The January effect, also known as the turn-of-the-year effect, refers to the general increase in (small) stock prices during the month of January.
The investment banker Sidney B. Wachtel was the first to examine and document seasonality in the Dow Jones index from 1927 to 1942 in his paper Certain Observations on Seasonal Movements in Stock Prices. He observed that (small) stocks have outperformed the broader market from December to January in eleven of the fifteen years he studied. Most of this disparity occurred before the middle of the month.
There are two main hypotheses to explain this phenomenon:
- Tax-loss selling – In (late) December investors sell stocks in which they have losses in order to lower their taxes on net capital gains, thereby further increasing the downward price pressure of losing stocks. In January the proceeds from these sales will be reinvested, resulting in large January returns.

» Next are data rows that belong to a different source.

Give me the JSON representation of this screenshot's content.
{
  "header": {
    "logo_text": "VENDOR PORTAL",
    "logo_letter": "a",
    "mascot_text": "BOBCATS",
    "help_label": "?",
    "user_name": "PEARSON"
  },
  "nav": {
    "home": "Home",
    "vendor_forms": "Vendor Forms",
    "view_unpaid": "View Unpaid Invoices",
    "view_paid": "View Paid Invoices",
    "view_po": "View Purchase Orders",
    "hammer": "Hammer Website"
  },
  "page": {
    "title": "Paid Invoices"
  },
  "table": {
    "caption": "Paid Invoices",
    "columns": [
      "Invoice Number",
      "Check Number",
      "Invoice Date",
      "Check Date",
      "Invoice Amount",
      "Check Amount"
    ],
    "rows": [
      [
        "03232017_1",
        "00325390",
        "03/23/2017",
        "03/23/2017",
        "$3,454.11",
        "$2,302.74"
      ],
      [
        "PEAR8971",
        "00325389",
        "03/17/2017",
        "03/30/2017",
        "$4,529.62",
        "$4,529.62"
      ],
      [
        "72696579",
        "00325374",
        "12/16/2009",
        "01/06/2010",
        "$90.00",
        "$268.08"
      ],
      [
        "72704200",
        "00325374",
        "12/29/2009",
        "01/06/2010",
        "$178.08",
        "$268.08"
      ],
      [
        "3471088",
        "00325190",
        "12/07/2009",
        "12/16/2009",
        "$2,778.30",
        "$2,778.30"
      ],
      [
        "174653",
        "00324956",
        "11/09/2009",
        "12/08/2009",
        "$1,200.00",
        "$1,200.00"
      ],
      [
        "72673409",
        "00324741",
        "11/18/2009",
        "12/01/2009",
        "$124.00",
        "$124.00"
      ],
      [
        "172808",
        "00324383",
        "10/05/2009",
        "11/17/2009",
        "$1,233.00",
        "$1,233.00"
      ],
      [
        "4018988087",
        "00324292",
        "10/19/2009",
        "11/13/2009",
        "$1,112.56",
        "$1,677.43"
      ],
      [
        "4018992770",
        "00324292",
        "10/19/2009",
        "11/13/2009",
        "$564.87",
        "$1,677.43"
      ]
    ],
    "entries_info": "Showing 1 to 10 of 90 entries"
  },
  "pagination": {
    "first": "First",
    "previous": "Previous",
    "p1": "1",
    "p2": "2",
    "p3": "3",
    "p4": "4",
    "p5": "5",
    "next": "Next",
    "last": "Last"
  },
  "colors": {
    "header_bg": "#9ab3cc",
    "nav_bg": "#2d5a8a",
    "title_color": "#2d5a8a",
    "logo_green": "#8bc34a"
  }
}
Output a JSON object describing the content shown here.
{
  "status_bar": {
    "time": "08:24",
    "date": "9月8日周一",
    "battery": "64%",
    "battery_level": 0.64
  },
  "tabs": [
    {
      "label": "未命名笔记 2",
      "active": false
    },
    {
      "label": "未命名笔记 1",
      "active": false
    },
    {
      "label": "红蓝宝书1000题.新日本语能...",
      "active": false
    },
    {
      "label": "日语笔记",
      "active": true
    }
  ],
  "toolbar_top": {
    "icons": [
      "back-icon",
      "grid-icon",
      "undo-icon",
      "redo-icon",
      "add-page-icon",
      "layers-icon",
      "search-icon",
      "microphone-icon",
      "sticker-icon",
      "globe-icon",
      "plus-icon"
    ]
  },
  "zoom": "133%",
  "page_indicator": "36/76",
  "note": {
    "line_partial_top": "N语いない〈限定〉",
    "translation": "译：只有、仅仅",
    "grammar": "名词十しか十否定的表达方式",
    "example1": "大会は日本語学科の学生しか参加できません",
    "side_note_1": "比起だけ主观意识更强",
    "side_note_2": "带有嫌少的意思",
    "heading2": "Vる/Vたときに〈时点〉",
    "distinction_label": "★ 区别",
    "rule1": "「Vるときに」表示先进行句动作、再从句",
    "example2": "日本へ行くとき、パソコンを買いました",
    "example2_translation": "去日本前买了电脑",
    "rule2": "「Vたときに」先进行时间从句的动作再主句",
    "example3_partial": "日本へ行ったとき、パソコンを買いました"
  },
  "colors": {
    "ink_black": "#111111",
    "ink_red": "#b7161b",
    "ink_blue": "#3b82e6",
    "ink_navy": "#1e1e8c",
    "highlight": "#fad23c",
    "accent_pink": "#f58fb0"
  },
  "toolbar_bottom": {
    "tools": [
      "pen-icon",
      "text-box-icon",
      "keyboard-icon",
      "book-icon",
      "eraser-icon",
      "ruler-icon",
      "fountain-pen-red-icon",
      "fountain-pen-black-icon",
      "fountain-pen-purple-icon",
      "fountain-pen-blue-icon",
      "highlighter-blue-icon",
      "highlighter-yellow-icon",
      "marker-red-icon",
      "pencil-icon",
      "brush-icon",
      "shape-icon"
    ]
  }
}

- Window dressing – In (late) December portfolio managers sell losing and risky stocks and hold cash and blue-chip stocks instead to make their year-end portfolios appear more conservative. In January the proceeds from these sales will be reinvested, resulting in large January returns.
According to the report: Tax-Loss Selling and the January Effect from Laura T. Starks, Li Yong and Lu Zheng (2006) they find evidence that the year-end tax-loss selling behavior of investors accounts for a large proportion of the January effect. In addition, they find that closed-end funds associated with brokerage firms display more tax-loss selling behavior.
Note: Due to the January effect I recommend you to be cautious to draw conclusions about the insider trading activity which takes place in (late) December.